SNP calling exercise answers part 1
Answers
Q1
First index the gVCF:
tabix -f -p vcf NA24694.gvcf.gz
Then run HaplotypeCaller:
gatk --java-options "-Xmx10g" HaplotypeCaller \ -R /home/databases/references/human/GRCh38_full_analysis_set_plus_decoy_hla.fa \ -I /home/projects/22126_NGS/exercises/snp_calling/NA24694.bam \ -L chr20 \ -O NA24694.gvcf.gz \ --dbsnp /home/databases/databases/GRCh38/Homo_sapiens_assembly38.dbsnp138.vcf.gz \ -ERC GVCF
Then genotype the gVCF:
gatk GenotypeGVCFs \ -R /home/databases/references/human/GRCh38_full_analysis_set_plus_decoy_hla.fa \ -V NA24694.gvcf.gz \ -L chr20 \ --dbsnp /home/databases/databases/GRCh38/Homo_sapiens_assembly38.dbsnp138.vcf.gz \ -O NA24694.vcf.gz
Finally, count SNPs using bcftools stats:
bcftools stats NA24694.vcf.gz
You should see something like:
SN 0 number of SNPs: 75684
Answer: There are 75,684 SNPs on chromosome 20 in this sample.
Q2
Index the VCF if not already indexed:
tabix -p vcf NA24694.vcf.gz
Then query the 1 Mb region:
tabix NA24694.vcf.gz chr20:32000000-33000000 | wc -l
Answer: 1290 variant sites in this region (all variant types).
Q3
Count only SNPs (exclude indels and multi-allelic sites):
bcftools view -H --type snps NA24694.vcf.gz chr20:32000000-33000000 | wc -l
or equivalently:
tabix -h NA24694.vcf.gz chr20:32000000-33000000 \ | bcftools view -H --type snps - \ | wc -l
Answer: 956 SNPs in the region.
Q4
Variant at chr20:32011209
tabix NA24694.vcf.gz chr20:32011209-32011209
chr20 32011209 rs147652161 G A 264.64 . AC=1;AF=0.500;AN=2;BaseQRankSum=-0.301;DB;DP=24;FS=3.949;MQ=60.00;QD=11.03;SOR=0.552 GT:AD:DP:GQ:PL 0/1:15,9:24:99:272,0,533
Interpretation:
- Genotype: 0/1 (heterozygous G/A)
- Allele depth (AD): 15 G and 9 A
- Depth (DP): 24
- Genotype quality (GQ): 99
- Genotype likelihoods (PL): 272,0,533 (het most likely)
Variant at chr20:32044279
tabix NA24694.vcf.gz chr20:32044279-32044279
chr20 32044279 rs4525768 C T 799.06 . AC=2;AF=1.00;AN=2;DB;DP=21;MQ=60.00;QD=28.99 GT:AD:DP:GQ:PL 1/1:0,21:21:63:813,63,0
Interpretation:
- Genotype: 1/1 (homozygous T/T)
- Allele depth (AD): 0 C, 21 T
- Depth (DP): 21
- Genotype quality (GQ): 63
- Genotype likelihoods (PL): 813,63,0 (homozygous alt most likely)
Q5
Higher-quality heterozygous SNP:
chr20 32974911 rs6088051 A G ... GT:AD:DP:GQ:PL 0/1:8,13:21:99:411,0,247
Lower-quality heterozygous SNP:
chr20 64291638 rs369221086 C T ... GT:AD:DP:GQ:PL 0/1:4,2:6:38:38,0,114
Why?
- The first site has much higher depth (21× vs 6×)

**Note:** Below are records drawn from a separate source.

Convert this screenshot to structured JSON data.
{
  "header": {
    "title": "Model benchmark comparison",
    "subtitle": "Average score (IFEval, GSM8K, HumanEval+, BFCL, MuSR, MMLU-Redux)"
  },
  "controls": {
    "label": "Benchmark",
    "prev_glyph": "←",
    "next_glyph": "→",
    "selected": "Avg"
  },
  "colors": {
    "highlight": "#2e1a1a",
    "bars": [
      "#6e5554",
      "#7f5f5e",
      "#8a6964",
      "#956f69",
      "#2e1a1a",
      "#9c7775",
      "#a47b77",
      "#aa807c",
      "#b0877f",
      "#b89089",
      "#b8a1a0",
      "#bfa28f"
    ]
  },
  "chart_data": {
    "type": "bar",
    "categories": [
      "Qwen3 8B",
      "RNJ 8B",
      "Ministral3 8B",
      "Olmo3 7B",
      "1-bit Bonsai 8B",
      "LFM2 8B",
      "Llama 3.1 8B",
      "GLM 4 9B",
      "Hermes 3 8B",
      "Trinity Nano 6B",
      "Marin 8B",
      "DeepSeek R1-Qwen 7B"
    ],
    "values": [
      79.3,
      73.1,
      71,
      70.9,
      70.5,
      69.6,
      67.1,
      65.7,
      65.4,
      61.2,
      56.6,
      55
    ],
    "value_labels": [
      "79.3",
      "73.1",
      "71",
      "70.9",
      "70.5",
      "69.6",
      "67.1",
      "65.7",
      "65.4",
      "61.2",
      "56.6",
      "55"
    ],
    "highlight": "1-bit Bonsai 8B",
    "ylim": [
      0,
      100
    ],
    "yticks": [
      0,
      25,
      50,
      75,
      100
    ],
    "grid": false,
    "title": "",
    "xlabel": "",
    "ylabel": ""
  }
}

- Allele balance is more reasonable: 8/13 vs 4/2
- The genotype quality (GQ) is much higher: 99 vs 38
- Overall likelihoods strongly support the correct genotype
Conclusion: More data ⇒ higher confidence.
Q6
Count SNPs with no dbSNP ID (column 3 = .):
bcftools view -H --types snps NA24694.vcf.gz chr20:32000000-33000000 \ | cut -f 3 \ | grep -v rs \ | wc -l
or equivalently:
bcftools view -H --types snps NA24694.vcf.gz chr20:32000000-33000000 \ | cut -f 3 \ | grep "\." \ | wc -l
Answer: 17 novel SNPs
Q7
You found:
- 956 total SNPs in the region (Q3)
- 17 novel SNPs (Q6)
Only ~1.8% of SNPs are novel.
This is expected because:
- Han Chinese individuals are extremely well represented in dbSNP and 1000 Genomes.
- dbSNP contains >100 million known variants, so most common variation is already catalogued.
- Novel variants tend to be rare or extremely rare.
Conclusion: The number of novel variants is small and biologically reasonable.